As FCC chairman, Genachowski is back at the agency where he was chief counsel to FCC chairman Reed Hundt from 1994 to 1997.
Goslins, a 1995 graduate of UCLA’s law school, is another over-achiever. After receiving her degree, she worked for the U.S. Copyright Office, representing the government at the World Trade Organization and the World Intellectual Property Organization. She was working there when she met Genachowski and he supported her leaving the law to become a filmmaker.
“I don’t regret giving up the law,” she says. “I missed being creative.
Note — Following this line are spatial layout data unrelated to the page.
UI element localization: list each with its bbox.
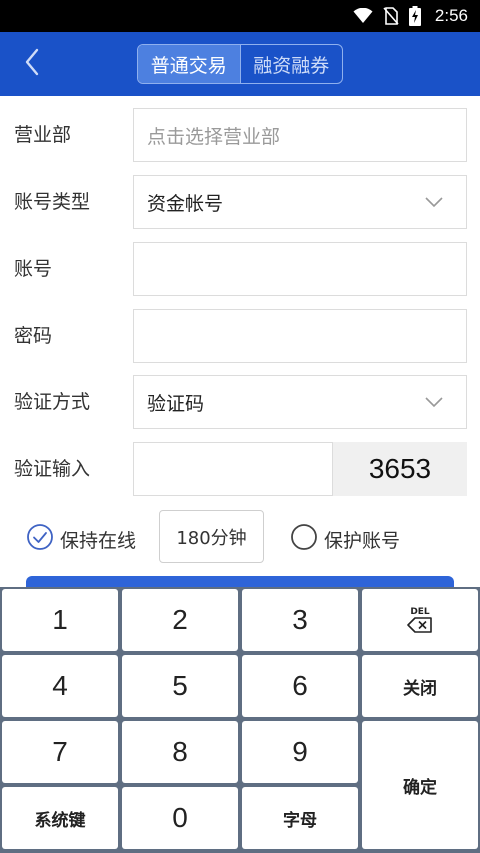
keep-online-toggle[interactable]: 保持在线 [26,523,136,555]
verify-input-label: 验证输入 [14,458,91,480]
online-duration-select[interactable]: 180分钟 [159,510,264,563]
login-options: 保持在线 180分钟 保护账号 [0,509,480,565]
verify-input-row: 验证输入 3653 [0,442,480,496]
verify-method-select[interactable]: 验证码 [133,375,467,429]
chevron-down-icon [424,392,444,417]
account-input[interactable] [133,242,467,296]
battery-charging-icon [408,6,421,26]
password-input[interactable] [133,309,467,363]
key-8[interactable]: 8 [122,721,238,783]
check-circle-icon [26,523,54,555]
branch-label: 营业部 [14,124,72,146]
delete-key[interactable]: DEL [362,589,478,651]
header-bar: 普通交易 融资融券 [0,32,480,96]
account-row: 账号 [0,242,480,296]
close-keypad-button[interactable]: 关闭 [362,655,478,717]
key-9[interactable]: 9 [242,721,358,783]
status-icons: 2:56 [353,0,468,32]
account-type-label: 账号类型 [14,191,91,213]
back-button[interactable] [14,46,50,82]
verify-code-input[interactable] [133,442,333,496]
verify-method-value: 验证码 [147,392,205,415]
key-4[interactable]: 4 [2,655,118,717]
delete-label: DEL [410,606,430,617]
protect-account-toggle[interactable]: 保护账号 [290,523,400,555]
letters-keyboard-button[interactable]: 字母 [242,787,358,849]
numeric-keypad: 1 2 3 DEL 4 5 6 关闭 7 8 9 确定 系统键 0 字母 [0,587,480,853]
key-1[interactable]: 1 [2,589,118,651]
key-5[interactable]: 5 [122,655,238,717]
key-2[interactable]: 2 [122,589,238,651]
chevron-left-icon [24,48,40,80]
key-7[interactable]: 7 [2,721,118,783]
account-type-value: 资金帐号 [147,192,224,215]
key-3[interactable]: 3 [242,589,358,651]
account-label: 账号 [14,258,53,280]
delete-icon: DEL [407,606,433,633]
key-6[interactable]: 6 [242,655,358,717]
keep-online-label: 保持在线 [60,529,137,552]
tab-normal-trade[interactable]: 普通交易 [138,45,241,83]
chevron-down-icon [424,192,444,217]
password-label: 密码 [14,325,53,347]
system-keyboard-button[interactable]: 系统键 [2,787,118,849]
verify-method-row: 验证方式 验证码 [0,375,480,429]
status-bar: 2:56 [0,0,480,32]
wifi-icon [353,8,373,24]
status-time: 2:56 [434,6,468,25]
branch-select[interactable]: 点击选择营业部 [133,108,467,162]
radio-empty-icon [290,523,318,555]
trade-type-tabs: 普通交易 融资融券 [137,44,343,84]
tab-margin-trade[interactable]: 融资融券 [241,45,343,83]
account-type-row: 账号类型 资金帐号 [0,175,480,229]
verify-method-label: 验证方式 [14,391,91,413]
branch-row: 营业部 点击选择营业部 [0,108,480,162]
password-row: 密码 [0,309,480,363]
captcha-image[interactable]: 3653 [333,442,467,496]
no-sim-icon [383,7,399,25]
account-type-select[interactable]: 资金帐号 [133,175,467,229]
confirm-button[interactable]: 确定 [362,721,478,849]
protect-account-label: 保护账号 [324,529,401,552]
key-0[interactable]: 0 [122,787,238,849]
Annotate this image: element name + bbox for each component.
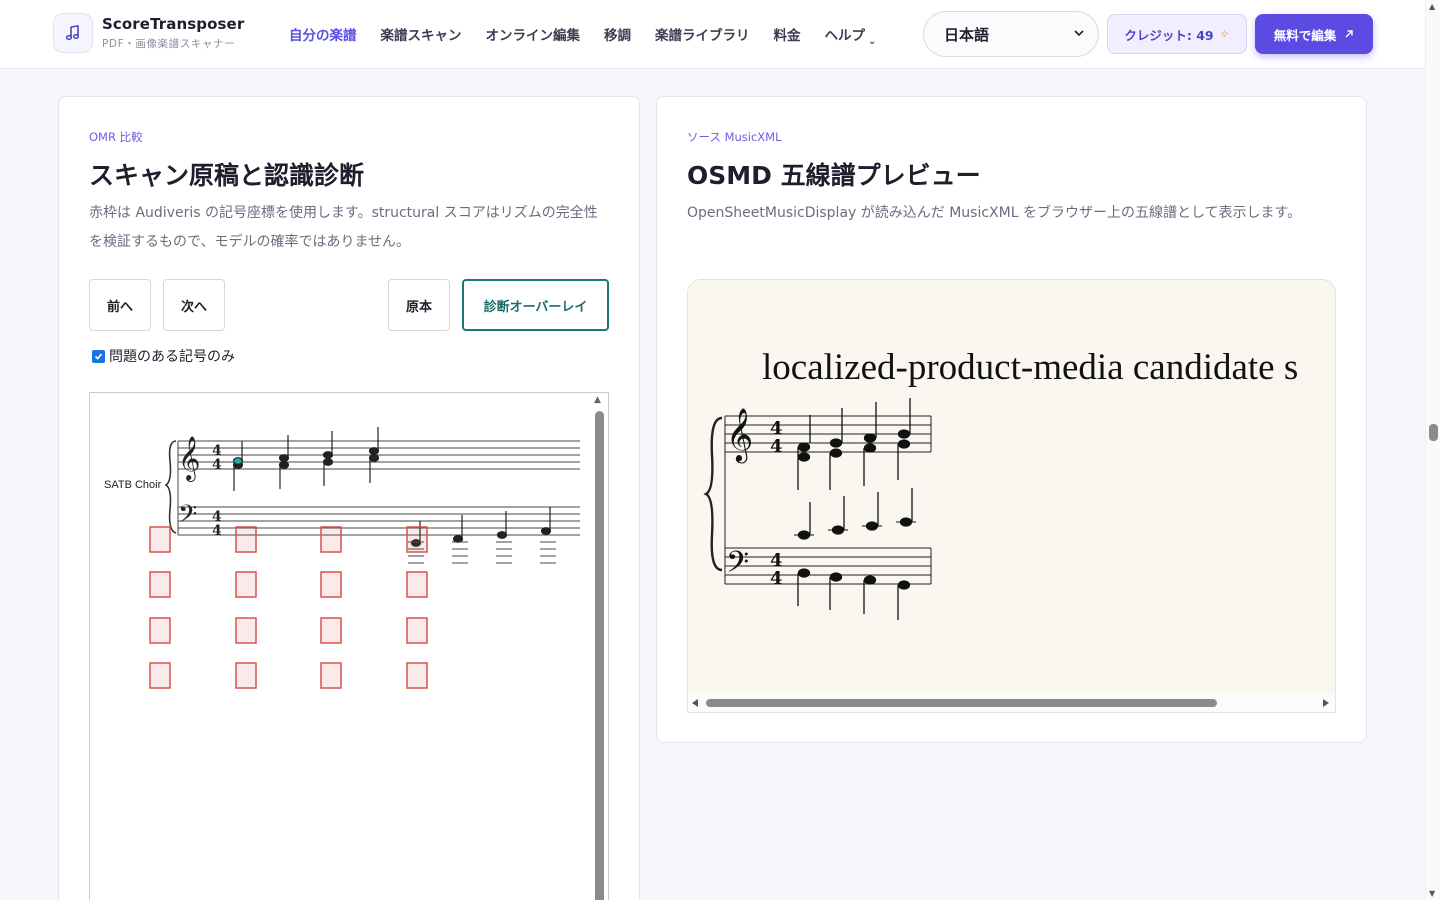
svg-text:4: 4: [212, 457, 222, 473]
diagnostic-symbol-box[interactable]: [235, 662, 257, 689]
diagnostic-symbol-box[interactable]: [149, 617, 171, 644]
part-label: SATB Choir: [104, 479, 162, 491]
svg-text:4: 4: [770, 568, 783, 589]
diagnostic-symbol-box[interactable]: [149, 571, 171, 598]
svg-text:4: 4: [212, 523, 222, 539]
diagnostic-symbol-box[interactable]: [149, 526, 171, 553]
checkbox-checked-icon[interactable]: [92, 349, 105, 363]
diagnostic-symbol-box[interactable]: [406, 526, 428, 553]
diagnostic-symbol-box[interactable]: [320, 571, 342, 598]
language-select[interactable]: 日本語: [923, 11, 1099, 57]
sparkle-icon: ✧: [1219, 27, 1230, 41]
diagnostic-symbol-box[interactable]: [235, 526, 257, 553]
nav-scan[interactable]: 楽譜スキャン: [381, 24, 462, 44]
osmd-score-view[interactable]: localized-product-media candidate s 𝄞 𝄢 …: [687, 279, 1336, 713]
svg-text:𝄢: 𝄢: [726, 546, 749, 587]
diagnostic-symbol-box[interactable]: [235, 617, 257, 644]
page-scrollbar-thumb[interactable]: [1429, 424, 1438, 441]
scrollbar-thumb[interactable]: [706, 699, 1217, 707]
diagnostic-symbol-box[interactable]: [235, 571, 257, 598]
osmd-description: OpenSheetMusicDisplay が読み込んだ MusicXML をブ…: [687, 205, 1302, 221]
brand[interactable]: ScoreTransposer PDF・画像楽譜スキャナー: [102, 15, 244, 51]
scroll-up-icon[interactable]: ▲: [594, 395, 601, 405]
diagnostic-overlay-button[interactable]: 診断オーバーレイ: [462, 279, 609, 331]
nav-online-edit[interactable]: オンライン編集: [486, 24, 581, 44]
omr-description: 赤枠は Audiveris の記号座標を使用します。structural スコア…: [89, 205, 598, 250]
brand-name: ScoreTransposer: [102, 15, 245, 33]
scan-vertical-scrollbar[interactable]: ▲: [593, 393, 605, 900]
osmd-horizontal-scrollbar[interactable]: [688, 694, 1335, 712]
svg-text:𝄢: 𝄢: [178, 500, 197, 535]
diagnostic-symbol-box[interactable]: [149, 662, 171, 689]
osmd-staff-render: 𝄞 𝄢 4 4 4 4: [703, 398, 932, 620]
nav-help[interactable]: ヘルプ ⌄: [824, 24, 877, 47]
problem-symbols-label: 問題のある記号のみ: [109, 349, 235, 365]
arrow-up-right-icon: [1345, 30, 1353, 38]
scroll-left-icon[interactable]: [692, 699, 698, 707]
original-button[interactable]: 原本: [388, 279, 450, 331]
nav-library[interactable]: 楽譜ライブラリ: [655, 24, 750, 44]
scroll-up-icon[interactable]: ▲: [1429, 2, 1435, 11]
scroll-right-icon[interactable]: [1323, 699, 1329, 707]
omr-title: スキャン原稿と認識診断: [89, 161, 365, 190]
page-scrollbar[interactable]: ▲ ▼: [1425, 0, 1440, 900]
logo[interactable]: [53, 13, 93, 53]
nav-pricing[interactable]: 料金: [774, 24, 801, 44]
main-nav: 自分の楽譜 楽譜スキャン オンライン編集 移調 楽譜ライブラリ 料金 ヘルプ ⌄: [289, 24, 900, 47]
next-button[interactable]: 次へ: [163, 279, 225, 331]
diagnostic-symbol-box[interactable]: [320, 617, 342, 644]
scan-viewer[interactable]: SATB Choir 𝄞 𝄢 4 4 4 4 ▲: [89, 392, 609, 900]
osmd-eyebrow: ソース MusicXML: [687, 130, 782, 144]
diagnostic-symbol-box[interactable]: [320, 662, 342, 689]
chevron-down-icon: [1074, 30, 1084, 37]
svg-text:𝄞: 𝄞: [178, 436, 200, 482]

Documentary making is a great intersection between substance and creativity.” That career path led to Bama Girl. Her latest work, God’s House, tells the story of Albanian Muslims who saved several thousand Jews during World War II. “The Muslims hid the Jews and not a single one was surrendered to the Nazis,” she explains. The film has been submitted for consideration at the Sundance Film Festival.
Goslins says she has put her filmmaking on hold now that she is executive director of the President’s Committee on the Arts and Humanities. Membership on the panel, of which First Lady Michelle Obama is honorary chairwoman, consists of officials from federal agencies having cultural programs such as the National Endowments for the Arts and Humanities, the Institute of Museum and Library Services, the Department of Education, the Smithsonian Institution, Library of Congress, the National Gallery of Art, and the Kennedy Center. Its prestigious committee includes cellist Yo Yo Ma; actors Sarah Jessica Parker, Edward Norton, and Forest Whitaker; prize-winning architect Tom Mayne; and philanthropist Teresa Heinz.
Their children are still quietly watching “SpongeBob SquarePants” but Goslins warns there is only about 20 minutes left on the video. “They don’t get to watch much television,” she explains, “so that when they do they are quiet.”
Like many parents caught up in the demands of Washington, they say that family is their first concern. Such a comment may be predictable Washington boilerplate, but with this couple, it rings true. They find the capital’s circuit stimulating, Goslins says, because it “always offers the opportunity to meet somebody fascinating.”
Apart from their “official” lives, they are active in the Adis Israel Congregation and support Save the Children and a number of environmental causes while still finding the time to renovate a new home, also in Cleveland Park. Genachowski says he is not interested in a future run for political office and Goslins knows she will eventually return to independent film making, although that seems a long way off right now.
They seem more than capable of being both FOBs and a popular power couple and are out-and-about on the arts/political/social circuit, albeit on their own terms. Goslins says she is comfortably resigned to dining out on numerous evenings in her uncomfortable shoes.